A witness from Chirk, who asked not to be named, claimed that although the accident took place at about 4.30pm, it was not until about 8pm that West Mercia Police, who were in charge of the incident, managed to locate someone qualified to take care of the frightened cows inside the stricken cattle truck.
The person who spoke to the Leader also claimed that only 15 of the 42 animals in the truck were saved, and that perhaps six or seven fell from the cattle truck as it hung precariously over the bridge parapet.
Chief Insp Andy Udall, who is leading the investigation into the tragedy, said: “The police priority on arrival at the scene was the preservation of human life and to make the area safe for members of the public and the attending emergency workers.

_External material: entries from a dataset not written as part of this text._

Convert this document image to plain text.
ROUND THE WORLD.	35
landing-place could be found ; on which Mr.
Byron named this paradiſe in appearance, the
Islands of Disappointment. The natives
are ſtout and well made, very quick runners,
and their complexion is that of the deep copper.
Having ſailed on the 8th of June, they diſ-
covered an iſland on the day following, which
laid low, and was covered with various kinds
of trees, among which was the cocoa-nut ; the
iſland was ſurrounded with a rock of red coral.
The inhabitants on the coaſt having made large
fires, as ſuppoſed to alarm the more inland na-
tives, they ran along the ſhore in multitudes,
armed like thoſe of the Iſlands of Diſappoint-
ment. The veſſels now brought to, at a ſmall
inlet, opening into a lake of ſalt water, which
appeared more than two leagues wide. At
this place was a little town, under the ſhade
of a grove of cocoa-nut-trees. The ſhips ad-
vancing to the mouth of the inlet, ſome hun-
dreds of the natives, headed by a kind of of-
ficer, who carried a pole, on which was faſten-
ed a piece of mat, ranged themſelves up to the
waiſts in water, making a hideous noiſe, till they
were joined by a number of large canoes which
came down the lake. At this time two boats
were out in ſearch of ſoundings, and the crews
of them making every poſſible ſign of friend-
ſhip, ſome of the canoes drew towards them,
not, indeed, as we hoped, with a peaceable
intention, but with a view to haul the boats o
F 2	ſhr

“Officers clearly consider the wellbeing of animals but protecting human life and safety must and will always take priority.
“Vets are sometimes unable to deal with any animal until it has been contained and is not posing a serious threat, but can be on hand to provide advice to armed police officers and be of assistance in the containment.
“The cattle involved in this incident were dealt with as quickly and humanely as possible to minimise any suffering.
“When the emergency services arrived, one large adult bull in an agitated state was loose and causing a danger to those trying to work in the area. It was humanely destroyed by police firearms officers for safety reasons at about 5.20pm.”
Chief Inspector Udall added: “Four cattle fell from the lorry into the valley on impact, with a further three falling some time later after escaping from the trailer.
“Fifteen cattle were saved, but a significant number of animals inside the vehicle were put down by police on the instruction of the vet, once the scene was made safe.”